Tout avait été de travers, dès le début. Loin d’être chaleureusement accueillie par le groupe de prétentieuses, elles lui avaient lourdement fait comprendre la faveur qu’elles lui accordaient. Elle avait dû subir et acquiescer à des moqueries douteuses sur ses amies et des personnes qui lui étaient chères, avec le sourire qui plus était. Elle s’était crue récompensée de tous ses efforts lorsque Jérémie Rouvier était venu les saluer. Ce n’avait été qu’une autre désillusion. Il lui avait à peine adressé un air narquois. En surprenant un murmure entre lui et un autre jeune homme, elle en avait compris la raison. À ses yeux, sa sœur et son entourage n’étaient que de petites écervelées, frivoles et sans intérêt. Il s’était dès lors, d’ores et déjà fait une opinion à son sujet, sans même la connaître. Après quelques minutes en sa compagnie, Aimée en avait autant à son service. Mais, peut-être, laissait-elle seulement parler sa rancœur d’avoir ainsi fait fausse route. Heureusement, il avait mieux à faire que leur tenir compagnie.

La discussion était insipide, ennuyeuse. Elle ne s’y mêlait pas et cessa tout bonnement d’écouter, après le départ de Jérémie. Un groupe de jeunes hommes en avait profité pour les rejoindre, au grand plaisir de certaines, mais non au sien. Leur badinage ne dissimulait pas leurs intentions peu louables et son manque d’intérêt leur semblait être un défi amusant à relever.

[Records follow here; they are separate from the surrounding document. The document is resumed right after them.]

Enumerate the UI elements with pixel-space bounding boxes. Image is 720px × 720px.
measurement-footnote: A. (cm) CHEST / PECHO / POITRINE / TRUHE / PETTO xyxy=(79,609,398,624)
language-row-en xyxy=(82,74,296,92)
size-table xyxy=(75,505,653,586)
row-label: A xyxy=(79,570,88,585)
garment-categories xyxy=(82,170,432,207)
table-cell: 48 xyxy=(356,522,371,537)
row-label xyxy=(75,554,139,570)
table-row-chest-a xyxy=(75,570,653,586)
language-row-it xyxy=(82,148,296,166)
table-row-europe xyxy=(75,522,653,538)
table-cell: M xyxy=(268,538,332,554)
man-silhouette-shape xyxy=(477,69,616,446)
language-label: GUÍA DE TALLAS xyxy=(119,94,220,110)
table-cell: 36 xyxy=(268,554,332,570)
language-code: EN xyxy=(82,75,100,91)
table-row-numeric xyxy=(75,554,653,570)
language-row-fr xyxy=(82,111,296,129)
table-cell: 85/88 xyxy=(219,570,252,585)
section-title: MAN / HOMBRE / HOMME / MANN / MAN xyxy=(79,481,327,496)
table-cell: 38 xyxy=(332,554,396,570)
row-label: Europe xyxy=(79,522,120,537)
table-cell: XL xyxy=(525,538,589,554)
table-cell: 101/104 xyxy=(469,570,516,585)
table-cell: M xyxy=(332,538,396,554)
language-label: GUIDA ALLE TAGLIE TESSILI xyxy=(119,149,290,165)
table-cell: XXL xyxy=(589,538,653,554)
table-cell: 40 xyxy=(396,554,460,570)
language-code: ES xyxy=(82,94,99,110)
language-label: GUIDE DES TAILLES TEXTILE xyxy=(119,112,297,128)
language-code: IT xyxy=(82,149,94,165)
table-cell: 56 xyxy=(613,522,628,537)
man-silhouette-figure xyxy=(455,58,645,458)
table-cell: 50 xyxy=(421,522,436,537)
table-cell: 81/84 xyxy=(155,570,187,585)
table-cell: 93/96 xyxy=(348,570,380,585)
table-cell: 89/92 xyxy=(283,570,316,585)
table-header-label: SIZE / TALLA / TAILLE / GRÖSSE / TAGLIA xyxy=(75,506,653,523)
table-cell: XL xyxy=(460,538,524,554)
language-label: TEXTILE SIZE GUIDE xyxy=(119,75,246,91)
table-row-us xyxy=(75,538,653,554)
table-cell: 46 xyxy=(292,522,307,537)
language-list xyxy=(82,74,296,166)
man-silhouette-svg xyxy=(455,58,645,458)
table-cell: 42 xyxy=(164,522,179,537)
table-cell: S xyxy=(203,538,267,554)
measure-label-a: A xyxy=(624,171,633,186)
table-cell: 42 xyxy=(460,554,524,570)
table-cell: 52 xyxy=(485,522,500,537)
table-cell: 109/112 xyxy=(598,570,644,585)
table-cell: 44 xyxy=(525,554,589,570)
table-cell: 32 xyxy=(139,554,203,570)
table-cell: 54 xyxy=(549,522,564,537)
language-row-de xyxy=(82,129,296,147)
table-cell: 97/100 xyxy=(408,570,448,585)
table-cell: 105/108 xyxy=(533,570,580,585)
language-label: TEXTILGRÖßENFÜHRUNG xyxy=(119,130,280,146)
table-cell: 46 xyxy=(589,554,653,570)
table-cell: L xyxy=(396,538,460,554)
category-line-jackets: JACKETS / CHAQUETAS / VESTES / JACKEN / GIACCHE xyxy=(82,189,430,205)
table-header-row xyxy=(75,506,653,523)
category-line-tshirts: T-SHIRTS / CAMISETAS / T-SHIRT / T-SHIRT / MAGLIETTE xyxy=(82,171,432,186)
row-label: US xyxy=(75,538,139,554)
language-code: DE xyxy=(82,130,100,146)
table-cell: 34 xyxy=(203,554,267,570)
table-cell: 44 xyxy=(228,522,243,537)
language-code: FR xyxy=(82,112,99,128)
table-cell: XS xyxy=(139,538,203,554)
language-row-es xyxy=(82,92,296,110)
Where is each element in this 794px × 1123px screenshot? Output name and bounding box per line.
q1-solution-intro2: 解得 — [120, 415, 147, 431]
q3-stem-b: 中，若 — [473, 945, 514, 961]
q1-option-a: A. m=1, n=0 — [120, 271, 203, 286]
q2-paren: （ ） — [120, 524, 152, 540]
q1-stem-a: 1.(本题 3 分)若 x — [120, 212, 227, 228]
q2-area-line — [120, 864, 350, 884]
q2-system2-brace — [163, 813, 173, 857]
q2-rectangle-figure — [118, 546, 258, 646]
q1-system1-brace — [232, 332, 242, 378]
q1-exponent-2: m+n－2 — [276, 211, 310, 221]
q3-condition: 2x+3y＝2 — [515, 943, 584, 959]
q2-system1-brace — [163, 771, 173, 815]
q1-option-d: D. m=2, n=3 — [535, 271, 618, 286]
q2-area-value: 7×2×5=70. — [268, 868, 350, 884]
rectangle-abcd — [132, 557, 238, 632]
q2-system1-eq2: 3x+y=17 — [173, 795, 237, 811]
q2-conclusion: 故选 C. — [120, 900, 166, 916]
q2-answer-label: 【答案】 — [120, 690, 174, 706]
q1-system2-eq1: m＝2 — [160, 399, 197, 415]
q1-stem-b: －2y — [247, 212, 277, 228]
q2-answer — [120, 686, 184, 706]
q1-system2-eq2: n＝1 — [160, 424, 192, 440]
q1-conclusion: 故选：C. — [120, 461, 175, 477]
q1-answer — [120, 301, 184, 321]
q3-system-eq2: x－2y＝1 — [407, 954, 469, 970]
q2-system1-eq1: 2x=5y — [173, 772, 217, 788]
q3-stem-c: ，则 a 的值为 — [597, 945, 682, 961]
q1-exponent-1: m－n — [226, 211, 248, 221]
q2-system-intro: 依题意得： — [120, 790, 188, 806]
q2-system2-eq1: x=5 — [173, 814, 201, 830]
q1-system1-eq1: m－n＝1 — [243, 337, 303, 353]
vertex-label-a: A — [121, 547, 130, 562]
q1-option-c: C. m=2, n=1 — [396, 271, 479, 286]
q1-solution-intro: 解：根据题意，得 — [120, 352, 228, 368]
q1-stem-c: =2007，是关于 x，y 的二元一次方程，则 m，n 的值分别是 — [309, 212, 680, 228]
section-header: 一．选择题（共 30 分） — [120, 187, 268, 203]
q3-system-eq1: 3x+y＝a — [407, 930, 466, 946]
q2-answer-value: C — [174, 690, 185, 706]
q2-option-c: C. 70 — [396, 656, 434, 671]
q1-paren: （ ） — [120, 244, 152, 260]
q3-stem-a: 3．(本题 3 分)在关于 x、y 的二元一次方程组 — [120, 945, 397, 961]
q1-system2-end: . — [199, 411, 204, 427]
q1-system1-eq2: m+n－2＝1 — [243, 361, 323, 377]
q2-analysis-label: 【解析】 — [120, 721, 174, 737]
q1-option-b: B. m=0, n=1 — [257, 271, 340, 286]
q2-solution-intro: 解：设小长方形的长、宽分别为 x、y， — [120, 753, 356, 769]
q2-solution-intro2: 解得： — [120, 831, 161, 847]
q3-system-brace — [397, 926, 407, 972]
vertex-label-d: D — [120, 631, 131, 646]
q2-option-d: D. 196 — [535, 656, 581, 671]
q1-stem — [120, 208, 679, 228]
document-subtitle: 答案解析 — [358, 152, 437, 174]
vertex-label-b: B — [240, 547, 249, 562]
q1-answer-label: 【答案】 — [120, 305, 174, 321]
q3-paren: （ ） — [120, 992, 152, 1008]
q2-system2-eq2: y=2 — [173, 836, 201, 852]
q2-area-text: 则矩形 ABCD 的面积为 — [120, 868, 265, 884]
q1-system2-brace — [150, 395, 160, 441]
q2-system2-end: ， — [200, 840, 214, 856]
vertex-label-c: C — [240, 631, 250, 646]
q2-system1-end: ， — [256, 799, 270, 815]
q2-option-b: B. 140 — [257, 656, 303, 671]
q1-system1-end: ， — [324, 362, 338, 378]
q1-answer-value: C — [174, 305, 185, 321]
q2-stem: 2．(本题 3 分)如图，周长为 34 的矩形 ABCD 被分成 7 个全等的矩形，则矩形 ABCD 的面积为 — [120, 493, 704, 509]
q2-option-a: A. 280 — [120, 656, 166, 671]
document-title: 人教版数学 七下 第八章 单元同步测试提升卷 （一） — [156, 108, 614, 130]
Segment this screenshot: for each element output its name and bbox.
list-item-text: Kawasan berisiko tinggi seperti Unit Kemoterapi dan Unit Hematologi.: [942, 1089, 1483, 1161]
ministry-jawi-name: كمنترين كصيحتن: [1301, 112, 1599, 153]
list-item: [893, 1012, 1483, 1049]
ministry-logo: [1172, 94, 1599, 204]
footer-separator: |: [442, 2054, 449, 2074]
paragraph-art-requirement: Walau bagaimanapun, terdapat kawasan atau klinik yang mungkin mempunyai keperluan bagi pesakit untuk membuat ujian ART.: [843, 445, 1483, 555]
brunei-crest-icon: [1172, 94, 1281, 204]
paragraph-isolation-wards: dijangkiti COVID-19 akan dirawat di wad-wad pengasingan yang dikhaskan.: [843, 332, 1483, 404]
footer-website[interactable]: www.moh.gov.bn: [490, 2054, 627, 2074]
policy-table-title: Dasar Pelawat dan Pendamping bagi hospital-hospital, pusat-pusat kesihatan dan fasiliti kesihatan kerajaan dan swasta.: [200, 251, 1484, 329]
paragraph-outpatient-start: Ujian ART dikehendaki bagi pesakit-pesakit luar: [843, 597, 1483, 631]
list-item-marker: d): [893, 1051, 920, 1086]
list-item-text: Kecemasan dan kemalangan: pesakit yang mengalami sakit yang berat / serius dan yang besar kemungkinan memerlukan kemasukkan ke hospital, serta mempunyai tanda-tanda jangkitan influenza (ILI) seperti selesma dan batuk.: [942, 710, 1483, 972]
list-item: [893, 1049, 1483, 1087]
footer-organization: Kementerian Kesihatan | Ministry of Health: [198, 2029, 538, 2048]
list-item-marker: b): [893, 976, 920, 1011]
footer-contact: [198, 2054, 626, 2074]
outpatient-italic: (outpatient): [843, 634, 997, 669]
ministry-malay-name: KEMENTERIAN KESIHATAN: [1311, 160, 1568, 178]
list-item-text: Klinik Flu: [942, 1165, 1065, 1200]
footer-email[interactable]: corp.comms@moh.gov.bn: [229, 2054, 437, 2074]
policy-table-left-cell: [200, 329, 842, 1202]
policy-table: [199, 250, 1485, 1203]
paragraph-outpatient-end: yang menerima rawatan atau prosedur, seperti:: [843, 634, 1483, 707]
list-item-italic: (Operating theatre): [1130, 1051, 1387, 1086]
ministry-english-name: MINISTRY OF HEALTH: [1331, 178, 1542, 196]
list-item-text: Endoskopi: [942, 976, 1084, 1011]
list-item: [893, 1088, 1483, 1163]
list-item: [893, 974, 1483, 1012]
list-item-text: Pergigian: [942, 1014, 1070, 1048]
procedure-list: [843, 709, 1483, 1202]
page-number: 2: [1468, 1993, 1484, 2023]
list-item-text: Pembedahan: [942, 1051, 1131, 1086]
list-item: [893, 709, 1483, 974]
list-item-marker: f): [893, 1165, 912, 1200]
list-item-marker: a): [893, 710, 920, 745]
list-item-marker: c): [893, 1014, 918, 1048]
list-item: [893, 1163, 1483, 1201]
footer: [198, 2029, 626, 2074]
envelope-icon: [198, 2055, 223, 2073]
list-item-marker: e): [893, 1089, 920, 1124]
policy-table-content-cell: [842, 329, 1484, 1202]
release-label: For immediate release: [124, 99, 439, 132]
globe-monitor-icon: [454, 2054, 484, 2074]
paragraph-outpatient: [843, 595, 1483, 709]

Après tout, la compagnie qu’elle s’était choisie ne plaidait pas en sa faveur.

Voilà où elle en était et elle ne savait plus que faire. Elle fuyait les avances trop insistantes et n’arrivait plus à rire, même faussement, des médisances. Elle voulait s’en aller, mais ne savait comme s’y prendre. Pour une amourette, elle avait négligé ses amies. Elle les avait blessées. Elle saurait se faire pardonner. Toutefois, ce n’était ni l’endroit, ni le moment. Elle ne pouvait pas simplement aller les rejoindre, pas sans ajouter l’insulte de les prendre pour acquises à l’ensemble de ses fautes. Et même si elle avait osé, ses nouvelles compagnes lui auraient fait payer très cher un départ sans raison valable. Ne devait-elle pas être honorée d’être en leur présence? Elle n’avait pas le courage d’être un sujet de risée pour les semaines à venir, ni de commencer en étant seule dans un coin à une fête… Personne ne s’intéressait à elle. Personne ne l’invitait à danser. Ces messieurs semblaient avoir fait d’elles leur chasse gardée. Aimée se sentait prise au piège.

Un verre à la main, près du buffet, il l’observait depuis un moment, un très long moment. En fait, il ne pouvait détacher son regard d’elle à la moindre occasion, depuis le premier jour. Il ne l’avait jamais approchée, lui avait encore moins adressé la parole. Une fois, une seule, il avait été tenté. Ses pensées s’étaient mises à bafouiller. Ses pensées! À ouvrir la bouche, il se serait couvert de honte. Il avait renoncé.

Il but une gorgée de son vin doux. Elle semblait malheureuse. Son air avenant paraissait forcé. Se pourrait-il..? Il avala son verre d’un trait et le déposa. En découvrant avec qui elle était, il avait craint de s’être trompé à son sujet, de l’avoir idéalisée. Peut-être avait-elle seulement besoin de son secours. Cette pensée lui plaisait. Il redressa les épaules et se dirigea vers elle avec autant d’assurance que possible.

– Mademoiselle Gadelle, me feriez-vous l’honneur de cette danse?

Aimée poussa un discret soupir et lui sourit, reconnaissante.

– Ce serait avec plaisir. Monsieur?

Il lui saisit délicatement la main et la conduisit vers la piste de danse.

– Théo Gaudette. À votre service, mademoiselle.